Seperti diketahui, Pemerintah Indonesia pernah memiliki pengalaman digugat oleh perusahaan tambang asal Inggris Churcill Mining Plc. ke International Center for Settlement of Investment Dispute (ICSID).
Saat itu Indonesia dituding melanggar perjanjian bilateral investasi antara Indonesia dan Inggris karena mencabut secara sepihak izin eksplorasi tambang Kabupaten Kutai Timur. Akhirnya kasus tersebut dimenangkan oleh Pemerintah Indonesia.
Gugatan juga pernah dilayangkan oleh Rafat Ali Rivki dalam kasus Bank Century dan Newmont soal penerapan bea keluar mineral.
Di sisi lain, beberapa negara bersikukuh pada mekanisme konvensional, yakni investor berhak mengajukan gugatan sewaktu-waktu ke arbitrase internasional tanpa perlu persetujuan dari negara di mana dia berinvestasi.
Singapura yang selama ini kalangan swastanya berekspansi ke banyak negara berada di posisi ini. Di Indonesia, Negeri Merlion masih menjadi penanam modal asing terbesar.
Tahun lalu, negeri tetangga itu menyumbang 31,4 persen PMA ke Indonesia dengan menanamkan modal US$9,2 miliar atau Rp128 triliun.
"Tim kecil akan dibentuk, yang di dalam tim itu nanti akan terus kita bahas [ISDS] supaya kita bisa selesai dalam tahun ini juga," kata Enggar seraya menambahkan akan menjembatani komunikasi dengan India mengenai isu market access versus perdagangan jasa melalui Troika yang terdiri atas Indonesia sebagai countries coordinator, Thailand selaku keketuaan Asean 2019, dan Sekjen Asean.
Ketua RCEP Trade Negotiating Committee (TNC) Iman Pambagyo yang terbang ke Melbourne dari Bangkok, Sabtu (22/6/2019) malam, untuk memimpin perundingan mengatakan target putaran ke-26 antara lain pendalaman perundingan akses pasar secara bilateral. Selain itu, elemen-elemen pada beberapa bab segera ditarik jika hanya diusulkan oleh satu atau dua negara dan tidak didukung oleh mayoritas negara.

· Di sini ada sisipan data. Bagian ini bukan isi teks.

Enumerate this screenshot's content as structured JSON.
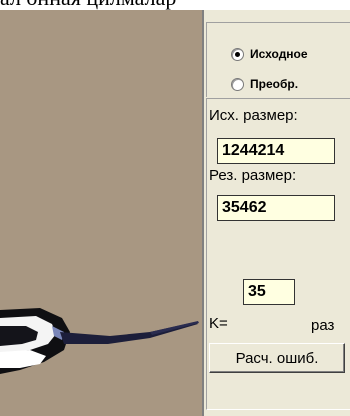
{
  "top_caption": "ал онная цилмалар",
  "radio": {
    "option_source": "Исходное",
    "option_converted": "Преобр.",
    "selected": "Исходное"
  },
  "info": {
    "source_size_label": "Исх. размер:",
    "source_size_value": "1244214",
    "result_size_label": "Рез. размер:",
    "result_size_value": "35462",
    "ratio_value": "35",
    "ratio_prefix": "K=",
    "ratio_suffix": "раз"
  },
  "buttons": {
    "calc_error": "Расч. ошиб."
  },
  "colors": {
    "image_background": "#a89782",
    "panel": "#ece9d8",
    "value_field": "#ffffe1"
  }
}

"[Negara partisipan diharapkan] lebih realistis tentang apa yang bisa dicapai Oktober. Kira-kira itu target saya agar perundingan akses pasar bisa mendekati final dan beberapa chapters serta banyak artikel atau paragraf bisa difinalkan di Melbourne," jelas Imam.
Jika negosiasi 'selesai secara substansial' sesuai target, Mendag Enggartiasto memperkirakan perjanjian akan diteken tahun depan setelah draf dirapikan dan disinkronkan sesuai kaidah dokumen hukum (legal scrubbing).
Meskipun dikebut, Enggar menjamin kualitas kesepakatan akan sesuai harapan.
"Jadi, tetap kami memberikan prioritas atas kualitas isi perjanjian itu sendiri," ujar Enggar.